Single by Masato Shimon
- B-side: "Ippon Demo Ninjin"
- Released: December 25, 1975
- Genre: Folk
- Label: Canyon Records
- Songwriter: Hiroo Takada

= Oyoge! Taiyaki-kun =

"Oyoge! Taiyaki-kun" (およげ! たいやきくん) is a song by Japanese singer Masato Shimon, released by Canyon Records (now Pony Canyon) on December 25, 1975. The B-side "Ippon Demo Ninjin" was sung by Japanese folk singer Kenichi Nagira. However, the label claimed that the song was a children's song because the song was used in Japanese child television program Hirake Ponkikki. On the Oricon weekly chart, it became the first single to debut at number one in the Oricon history on January 5, 1976, and stayed there for 11 consecutive weeks.
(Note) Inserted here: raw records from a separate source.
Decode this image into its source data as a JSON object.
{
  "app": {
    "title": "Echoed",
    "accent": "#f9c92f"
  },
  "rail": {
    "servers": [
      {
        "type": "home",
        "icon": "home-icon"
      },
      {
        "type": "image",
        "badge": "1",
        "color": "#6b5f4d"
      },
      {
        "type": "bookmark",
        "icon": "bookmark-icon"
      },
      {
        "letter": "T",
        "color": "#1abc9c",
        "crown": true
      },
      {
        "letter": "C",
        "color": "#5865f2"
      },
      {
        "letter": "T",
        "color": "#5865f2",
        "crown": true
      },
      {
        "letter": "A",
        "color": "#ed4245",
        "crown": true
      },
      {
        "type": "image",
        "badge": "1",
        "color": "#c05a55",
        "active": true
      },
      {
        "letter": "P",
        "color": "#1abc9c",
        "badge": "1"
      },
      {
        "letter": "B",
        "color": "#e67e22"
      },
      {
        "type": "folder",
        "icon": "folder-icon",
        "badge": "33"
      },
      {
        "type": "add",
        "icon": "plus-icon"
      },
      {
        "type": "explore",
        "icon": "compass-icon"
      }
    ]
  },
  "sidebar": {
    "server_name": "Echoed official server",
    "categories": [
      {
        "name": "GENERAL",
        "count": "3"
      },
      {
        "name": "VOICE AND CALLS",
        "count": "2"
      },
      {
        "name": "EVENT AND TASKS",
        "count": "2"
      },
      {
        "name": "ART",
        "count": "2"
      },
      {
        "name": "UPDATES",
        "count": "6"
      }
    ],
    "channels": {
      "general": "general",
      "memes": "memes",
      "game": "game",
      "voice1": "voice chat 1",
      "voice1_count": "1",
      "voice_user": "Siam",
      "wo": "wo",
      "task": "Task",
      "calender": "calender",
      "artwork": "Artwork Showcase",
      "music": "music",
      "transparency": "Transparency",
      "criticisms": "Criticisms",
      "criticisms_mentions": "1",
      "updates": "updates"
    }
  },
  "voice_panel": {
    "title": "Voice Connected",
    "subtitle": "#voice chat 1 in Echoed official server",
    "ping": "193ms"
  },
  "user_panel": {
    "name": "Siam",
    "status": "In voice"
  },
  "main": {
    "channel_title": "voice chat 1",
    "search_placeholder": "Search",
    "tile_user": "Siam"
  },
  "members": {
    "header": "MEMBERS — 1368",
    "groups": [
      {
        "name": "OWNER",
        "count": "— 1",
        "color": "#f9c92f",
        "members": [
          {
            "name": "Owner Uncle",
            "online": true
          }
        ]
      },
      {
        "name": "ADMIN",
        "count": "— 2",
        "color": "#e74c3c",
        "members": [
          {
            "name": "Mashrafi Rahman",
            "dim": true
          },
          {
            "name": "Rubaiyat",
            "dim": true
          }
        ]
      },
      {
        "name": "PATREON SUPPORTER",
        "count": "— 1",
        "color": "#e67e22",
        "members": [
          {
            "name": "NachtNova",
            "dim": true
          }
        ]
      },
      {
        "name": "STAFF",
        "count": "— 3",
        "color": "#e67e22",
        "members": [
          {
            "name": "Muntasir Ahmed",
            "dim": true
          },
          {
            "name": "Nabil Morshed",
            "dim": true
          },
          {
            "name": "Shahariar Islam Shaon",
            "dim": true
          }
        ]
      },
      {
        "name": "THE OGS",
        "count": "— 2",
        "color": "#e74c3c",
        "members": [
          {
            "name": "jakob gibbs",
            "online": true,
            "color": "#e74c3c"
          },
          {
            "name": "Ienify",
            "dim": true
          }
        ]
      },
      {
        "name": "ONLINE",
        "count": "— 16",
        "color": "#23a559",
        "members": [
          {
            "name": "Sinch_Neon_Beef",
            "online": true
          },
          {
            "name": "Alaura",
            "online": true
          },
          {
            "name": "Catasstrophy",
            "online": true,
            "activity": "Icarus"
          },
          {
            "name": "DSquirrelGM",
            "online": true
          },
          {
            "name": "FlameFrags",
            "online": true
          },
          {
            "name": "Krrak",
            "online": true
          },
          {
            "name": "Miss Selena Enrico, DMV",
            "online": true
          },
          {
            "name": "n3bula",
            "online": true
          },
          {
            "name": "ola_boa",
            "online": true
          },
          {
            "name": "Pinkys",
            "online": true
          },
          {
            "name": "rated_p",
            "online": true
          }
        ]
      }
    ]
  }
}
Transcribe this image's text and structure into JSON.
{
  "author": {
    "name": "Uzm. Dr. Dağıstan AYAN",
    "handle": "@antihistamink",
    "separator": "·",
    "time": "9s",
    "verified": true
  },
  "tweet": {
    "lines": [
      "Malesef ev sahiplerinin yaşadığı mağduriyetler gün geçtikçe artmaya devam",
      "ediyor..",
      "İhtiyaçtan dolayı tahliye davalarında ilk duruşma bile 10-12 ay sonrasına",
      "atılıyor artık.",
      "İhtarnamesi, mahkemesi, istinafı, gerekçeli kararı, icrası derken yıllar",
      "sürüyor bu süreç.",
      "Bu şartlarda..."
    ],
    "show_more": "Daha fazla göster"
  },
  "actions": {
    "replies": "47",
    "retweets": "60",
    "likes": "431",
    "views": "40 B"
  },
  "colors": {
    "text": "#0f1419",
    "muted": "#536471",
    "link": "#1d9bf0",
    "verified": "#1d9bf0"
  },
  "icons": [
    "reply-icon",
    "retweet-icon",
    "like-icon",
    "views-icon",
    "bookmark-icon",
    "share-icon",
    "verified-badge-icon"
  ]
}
It surpassed the sales of "Onna no Michi" and eventually sold over 4.53 million copies, becoming the best-selling song in Japan. This record was certified by Guinness World Records. Despite the success, the company paid Shimon only 50,000 yen (approximately 170 dollars given the exchange rate at the time) as a guarantee. The single was re-released as a CD single that came with an anime DVD by Pony Canyon in 2008.